Bookish: Did you physically go through other people's garbage?
JM: Yes. It's fun. I highly recommend it.
Bookish: What are some of the things you discovered?
JM: All sorts of things I could've used for identity theft, and may have, but I can't confess. Some of the most interesting stuff I did was to spend a little time with the "freegan" community in New York, who eat out of [others'] trash as a philosophical statement. That took a little bit of courage the first time--eating out of a black trash bag.
Bookish: You did?
JM: Oh yeah. Bagels, mostly. There was one guy who would wait outside delis--the big delis where they have like 200 different dishes in those steam pans from all over the world--and at the end of the shift, they tend to just dump them all into one bag, which is horrid. But he would eat out of that, his reasoning being that it all ends up together in your stomach anyway. That's a tougher muscle than I have.
Bookish: Did the freegans you met have philosophical or economic reasons for eating rubbish?
JM: Both, and they were intertwined. The philosophical idea that really grabbed me about this was the idea of going off the grid--just disappearing--and how difficult that's become in our day and age. Just a generation ago, you could [disappear] in Alaska. Now, there is no place off the grid. There is no frontier left in the world. You can't disappear. So, what do you do to go off the grid? The only thing you can do to make yourself untraceable, to remove yourself from society, is to stop spending money.
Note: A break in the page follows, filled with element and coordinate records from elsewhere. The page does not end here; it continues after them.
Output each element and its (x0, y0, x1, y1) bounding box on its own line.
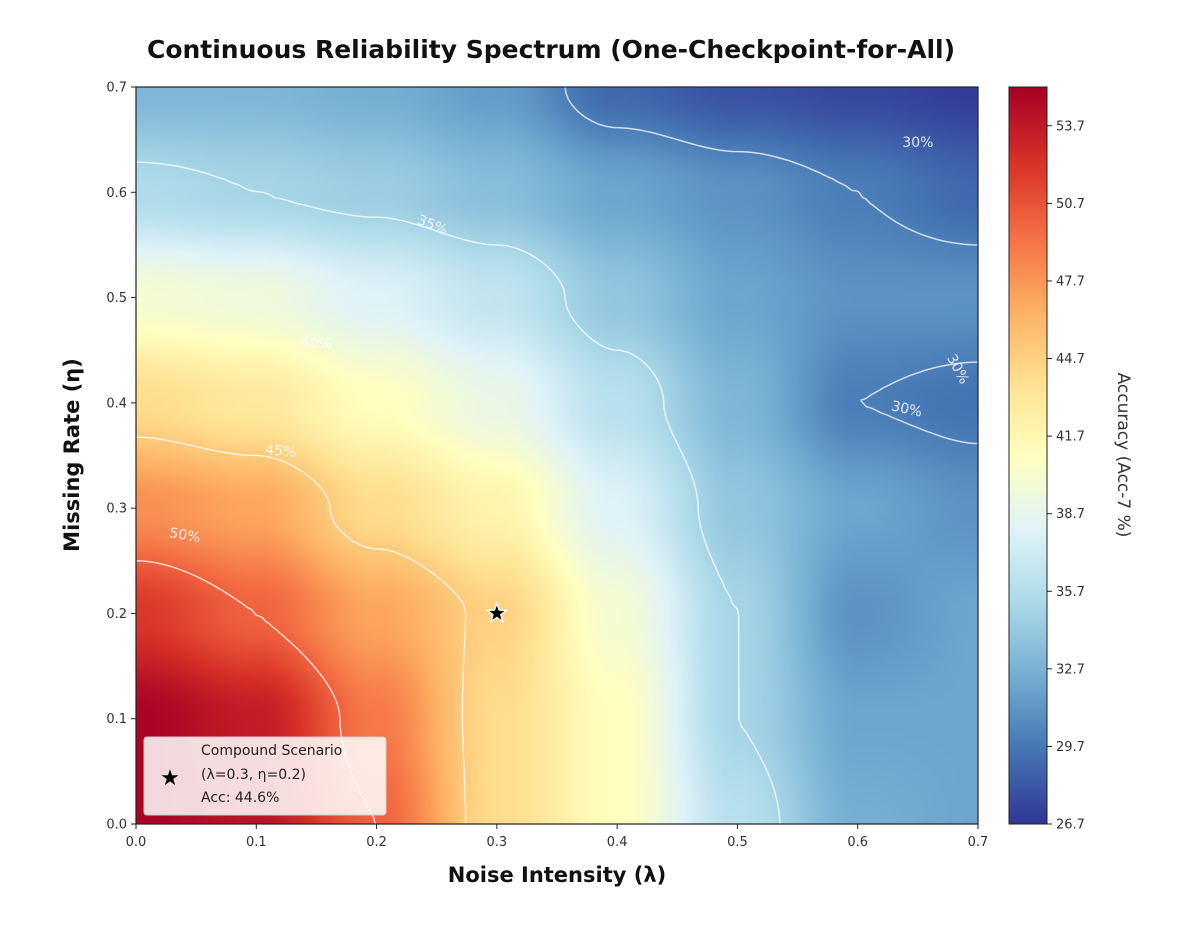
y-tick-label: 0.2 (106, 607, 127, 622)
colorbar-gradient (1008, 86, 1048, 825)
legend-box (143, 736, 387, 816)
contour-line-30 (564, 87, 978, 445)
legend: ★ Compound Scenario (λ=0.3, η=0.2) Acc: … (143, 736, 387, 816)
contour-label-0: 30% (902, 135, 933, 151)
x-tick-label: 0.2 (366, 835, 387, 850)
x-tick-label: 0.4 (607, 835, 628, 850)
contour-line-45 (136, 436, 467, 824)
legend-line-3: Acc: 44.6% (201, 790, 279, 806)
colorbar-tick-label: 44.7 (1056, 352, 1085, 367)
compound-scenario-marker-layer (485, 601, 509, 624)
colorbar: 53.7 50.7 47.7 44.7 41.7 38.7 35.7 32.7 29.7 26.7… (1008, 86, 1133, 833)
star-icon: ★ (160, 766, 180, 791)
y-tick-label: 0.3 (106, 502, 127, 517)
x-tick-label: 0.5 (727, 835, 748, 850)
colorbar-tick-label: 53.7 (1056, 119, 1085, 134)
colorbar-label: Accuracy (Acc-7 %) (1113, 373, 1133, 538)
y-tick-label: 0.6 (106, 186, 127, 201)
contour-label-5: 45% (264, 442, 296, 461)
x-axis: 0.0 0.1 0.2 0.3 0.4 0.5 0.6 0.7 (126, 824, 989, 850)
y-tick-label: 0.7 (106, 81, 127, 96)
y-tick-label: 0.5 (106, 291, 127, 306)
contour-line-35 (136, 161, 781, 824)
colorbar-tick-label: 26.7 (1056, 818, 1085, 833)
x-tick-label: 0.1 (246, 835, 267, 850)
x-tick-label: 0.7 (968, 835, 989, 850)
contour-labels: 30%30%30%35%40%45%50% (168, 135, 972, 546)
contour-label-1: 30% (890, 398, 924, 420)
compound-scenario-star-marker (485, 601, 509, 624)
x-tick-label: 0.0 (126, 835, 147, 850)
contour-label-4: 40% (301, 336, 332, 352)
colorbar-tick-label: 50.7 (1056, 197, 1085, 212)
colorbar-ticks: 53.7 50.7 47.7 44.7 41.7 38.7 35.7 32.7 29.7 26.7 (1047, 119, 1085, 833)
colorbar-tick-label: 38.7 (1056, 507, 1085, 522)
colorbar-tick-label: 47.7 (1056, 274, 1085, 289)
y-tick-label: 0.0 (106, 818, 127, 833)
x-axis-label: Noise Intensity (λ) (448, 863, 666, 887)
contour-label-6: 50% (168, 525, 201, 546)
colorbar-tick-label: 29.7 (1056, 740, 1085, 755)
y-tick-label: 0.1 (106, 712, 127, 727)
x-tick-label: 0.3 (487, 835, 508, 850)
legend-line-1: Compound Scenario (201, 743, 342, 759)
chart-title: Continuous Reliability Spectrum (One-Che… (147, 35, 955, 64)
colorbar-tick-label: 41.7 (1056, 430, 1085, 445)
legend-line-2: (λ=0.3, η=0.2) (201, 767, 306, 783)
colorbar-tick-label: 35.7 (1056, 585, 1085, 600)
y-tick-label: 0.4 (106, 396, 127, 411)
y-axis-label: Missing Rate (η) (60, 358, 84, 552)
heatmap-surface (136, 87, 978, 824)
y-axis: 0.0 0.1 0.2 0.3 0.4 0.5 0.6 0.7 (106, 81, 136, 833)
plot-frame (135, 86, 979, 825)
colorbar-tick-label: 32.7 (1056, 662, 1085, 677)
x-tick-label: 0.6 (847, 835, 868, 850)
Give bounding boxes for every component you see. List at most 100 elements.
That's where you're tracked. To opt out of capitalism is really the only way to be off the grid in this day and age. [Freegans] are as off the grid as you can be.
That's what really fascinated me about these two characters as they developed, Talmadge and Micah, in the novel--Micah's father tried to go off the grid in the old-fashioned way, building a cabin Appalachia. That didn't work out very well. Now, she's trying to go off the grid in a different way, which is to completely drop out of the economy.
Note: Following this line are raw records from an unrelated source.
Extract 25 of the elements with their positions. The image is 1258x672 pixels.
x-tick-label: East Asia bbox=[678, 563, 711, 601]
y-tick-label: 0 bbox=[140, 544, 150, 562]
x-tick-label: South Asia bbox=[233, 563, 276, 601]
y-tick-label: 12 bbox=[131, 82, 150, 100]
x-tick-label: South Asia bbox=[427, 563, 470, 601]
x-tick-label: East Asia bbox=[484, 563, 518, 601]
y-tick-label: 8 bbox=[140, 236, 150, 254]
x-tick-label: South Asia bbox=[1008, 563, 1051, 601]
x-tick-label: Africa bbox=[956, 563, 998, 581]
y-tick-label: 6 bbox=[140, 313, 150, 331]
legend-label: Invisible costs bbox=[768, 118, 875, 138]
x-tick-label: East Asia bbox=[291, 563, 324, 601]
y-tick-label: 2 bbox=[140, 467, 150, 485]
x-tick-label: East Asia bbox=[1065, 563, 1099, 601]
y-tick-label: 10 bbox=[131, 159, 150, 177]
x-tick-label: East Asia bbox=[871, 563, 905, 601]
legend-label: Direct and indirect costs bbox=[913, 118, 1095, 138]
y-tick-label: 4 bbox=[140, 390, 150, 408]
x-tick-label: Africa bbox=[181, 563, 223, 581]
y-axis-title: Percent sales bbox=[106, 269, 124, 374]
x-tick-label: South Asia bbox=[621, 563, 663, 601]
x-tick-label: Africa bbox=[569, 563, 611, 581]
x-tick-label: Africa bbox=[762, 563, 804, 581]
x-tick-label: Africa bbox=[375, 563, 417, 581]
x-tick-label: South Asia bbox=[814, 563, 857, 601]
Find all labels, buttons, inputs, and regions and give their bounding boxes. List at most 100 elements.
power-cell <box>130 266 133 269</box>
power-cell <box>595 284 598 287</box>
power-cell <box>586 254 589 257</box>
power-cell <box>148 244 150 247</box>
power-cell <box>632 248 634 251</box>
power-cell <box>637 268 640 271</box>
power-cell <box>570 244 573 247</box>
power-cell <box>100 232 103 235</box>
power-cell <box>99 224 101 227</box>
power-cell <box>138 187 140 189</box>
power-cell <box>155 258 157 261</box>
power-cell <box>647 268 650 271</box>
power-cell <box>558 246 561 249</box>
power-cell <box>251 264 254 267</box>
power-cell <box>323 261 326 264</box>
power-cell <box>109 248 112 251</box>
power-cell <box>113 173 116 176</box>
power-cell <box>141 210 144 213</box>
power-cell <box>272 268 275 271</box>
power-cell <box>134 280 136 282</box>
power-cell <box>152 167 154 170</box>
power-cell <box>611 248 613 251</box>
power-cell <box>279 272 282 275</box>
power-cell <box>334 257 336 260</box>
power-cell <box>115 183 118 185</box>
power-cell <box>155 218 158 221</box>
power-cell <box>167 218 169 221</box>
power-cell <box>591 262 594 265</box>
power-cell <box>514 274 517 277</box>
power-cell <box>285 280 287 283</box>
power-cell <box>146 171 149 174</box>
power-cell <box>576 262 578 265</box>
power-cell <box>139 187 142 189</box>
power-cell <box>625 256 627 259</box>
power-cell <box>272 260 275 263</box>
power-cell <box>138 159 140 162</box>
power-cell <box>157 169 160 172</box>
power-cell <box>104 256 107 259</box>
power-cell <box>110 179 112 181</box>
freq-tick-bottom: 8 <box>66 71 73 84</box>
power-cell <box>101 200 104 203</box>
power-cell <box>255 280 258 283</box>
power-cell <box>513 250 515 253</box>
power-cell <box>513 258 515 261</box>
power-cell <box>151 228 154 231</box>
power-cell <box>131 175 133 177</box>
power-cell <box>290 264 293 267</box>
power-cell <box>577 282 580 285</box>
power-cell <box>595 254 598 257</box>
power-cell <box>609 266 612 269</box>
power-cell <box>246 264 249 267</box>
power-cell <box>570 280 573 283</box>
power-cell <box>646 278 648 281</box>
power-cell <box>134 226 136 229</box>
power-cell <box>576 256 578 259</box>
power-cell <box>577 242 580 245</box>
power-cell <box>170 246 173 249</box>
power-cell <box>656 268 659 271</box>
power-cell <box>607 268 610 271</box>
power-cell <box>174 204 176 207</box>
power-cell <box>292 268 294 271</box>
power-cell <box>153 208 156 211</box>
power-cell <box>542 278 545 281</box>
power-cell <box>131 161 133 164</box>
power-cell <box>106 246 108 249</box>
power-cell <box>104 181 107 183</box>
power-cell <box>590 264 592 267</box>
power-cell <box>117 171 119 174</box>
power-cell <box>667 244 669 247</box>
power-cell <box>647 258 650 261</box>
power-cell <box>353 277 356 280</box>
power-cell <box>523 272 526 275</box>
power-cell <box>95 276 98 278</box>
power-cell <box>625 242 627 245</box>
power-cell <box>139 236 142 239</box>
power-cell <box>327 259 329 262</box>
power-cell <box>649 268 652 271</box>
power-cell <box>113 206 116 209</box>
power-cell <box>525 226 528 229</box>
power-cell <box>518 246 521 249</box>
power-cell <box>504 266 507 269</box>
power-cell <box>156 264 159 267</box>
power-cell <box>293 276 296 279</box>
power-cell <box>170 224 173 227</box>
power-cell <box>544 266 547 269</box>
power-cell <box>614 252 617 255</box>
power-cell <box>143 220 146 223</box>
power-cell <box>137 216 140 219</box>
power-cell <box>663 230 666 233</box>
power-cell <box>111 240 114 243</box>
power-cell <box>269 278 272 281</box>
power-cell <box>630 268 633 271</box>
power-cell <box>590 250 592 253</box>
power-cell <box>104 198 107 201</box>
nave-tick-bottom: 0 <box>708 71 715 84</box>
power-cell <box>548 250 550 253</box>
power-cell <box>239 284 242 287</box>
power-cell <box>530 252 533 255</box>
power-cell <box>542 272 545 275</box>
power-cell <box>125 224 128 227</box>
Bookish: By dropping out of the economy, you're also dropping out of citizenship, right? If you're not voting, you don't own property, you don't get governmental services like health care….
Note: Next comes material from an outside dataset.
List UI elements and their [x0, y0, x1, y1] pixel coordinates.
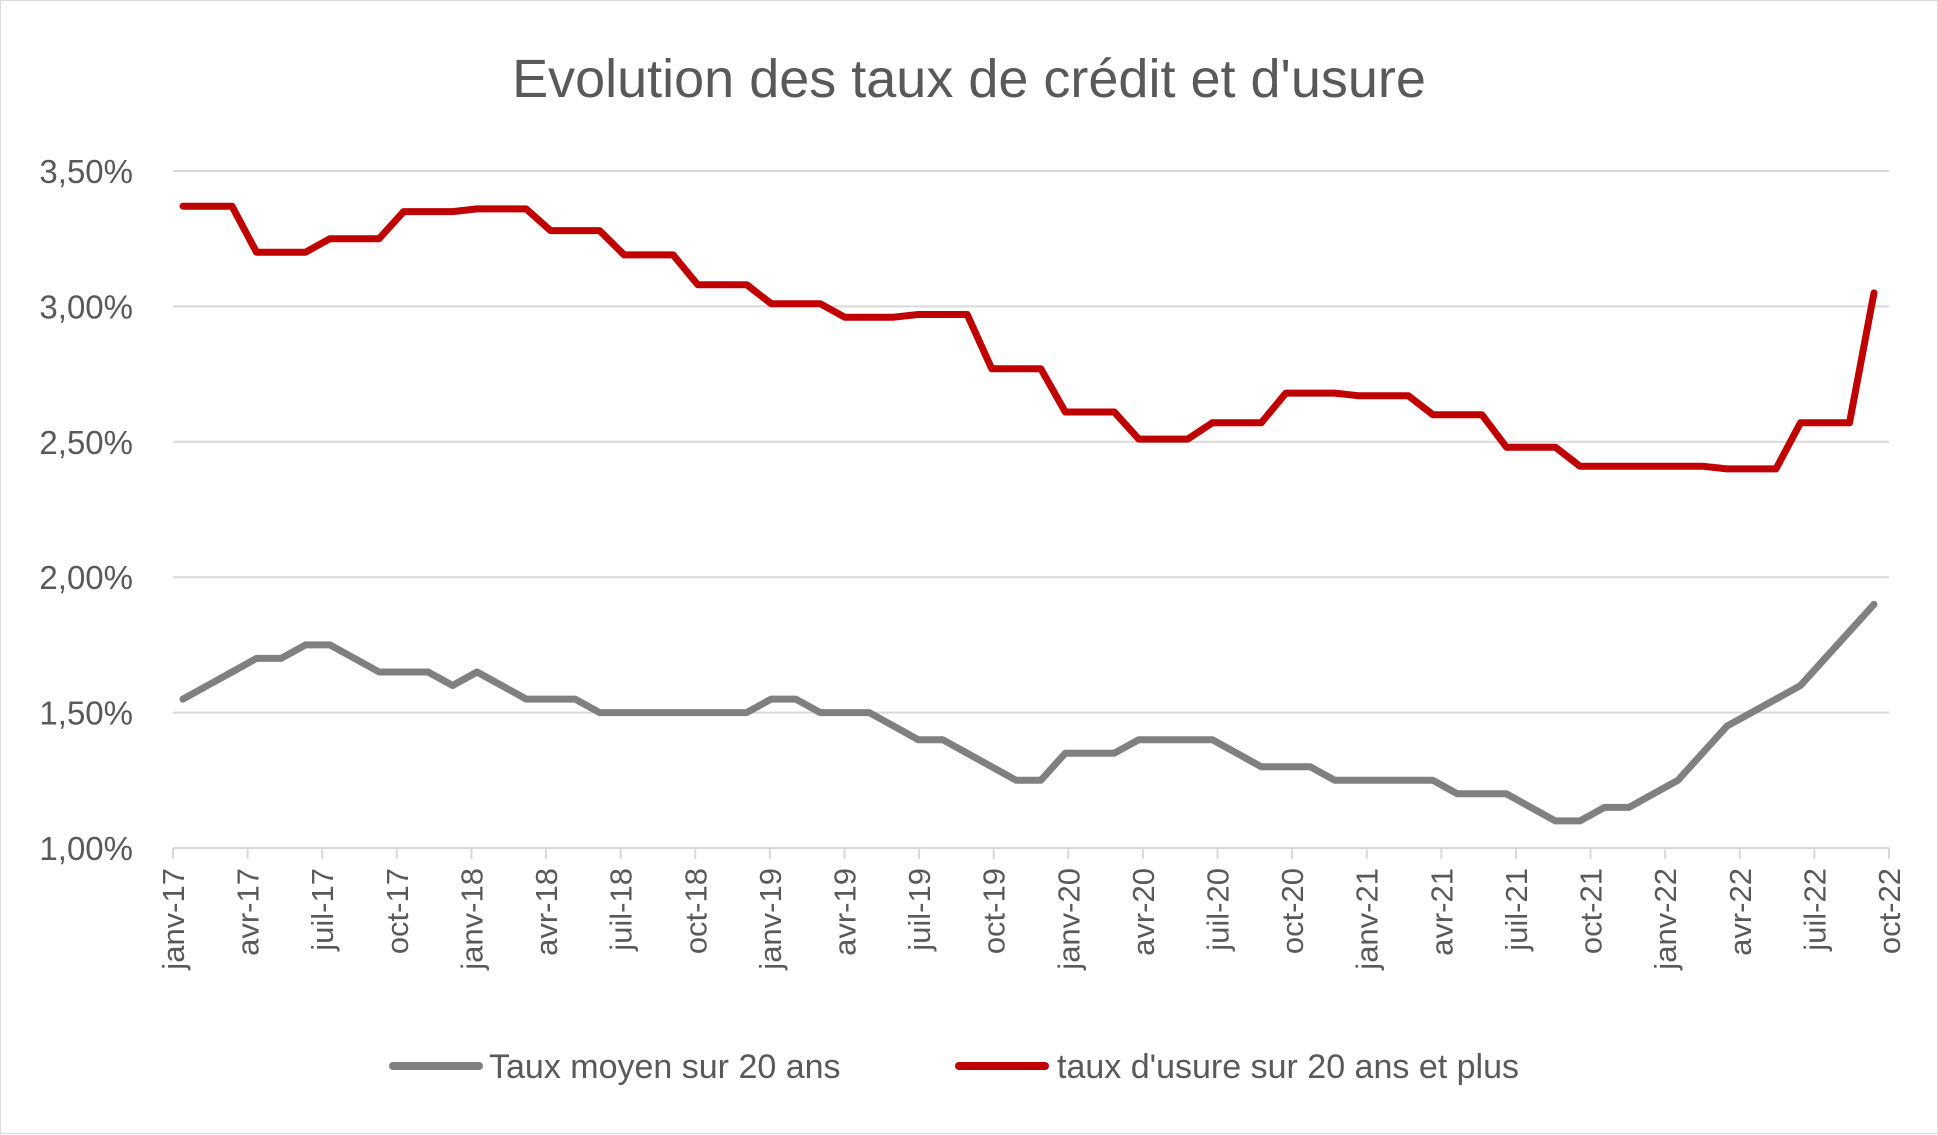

JM: Theoretically, yes. This is one of the problems of going off the grid, and why many people come back to the grid: That kind of absolutism is very difficult to make endurable, to make sustainable. The grid has its claws.
Bookish: Did you meet people who had succeeded in doing this? Did they feel freer to you, or did they feel more constrained?
JM: Both. Some did feel freer. Some really seemed to have a kind of philosophically idyllic existence, in that they didn't need employment. To go back to the question about economics, they could scavenge out of dumpsters, in front of grocery stores, squat and have a kind of untethered existence. Others seemed to be driven by an ideology, however noble. Any ideology tends to be a psychic job--it tends to be psychological work. So, they didn't seem too free, to answer your question.
Bookish: Did you invite your family to join you in any of these experiments?
JM: I asked my wife, but that was instantly shot down: no interest. But my kids were fascinated by it.
Jonathan Miles is a true chronicler of the modern human condition in a smart, accessible and utterly original way. His first book, "Dear American Airlines," was named a New York Times Notable Book and a Best Book of the Year by the Los Angeles Times and the Wall Street Journal. A former columnist for the New York Times, he serves as a contributing editor to a number of publications including Field & Stream and Details, and writes regularly for the New York Times Book Review.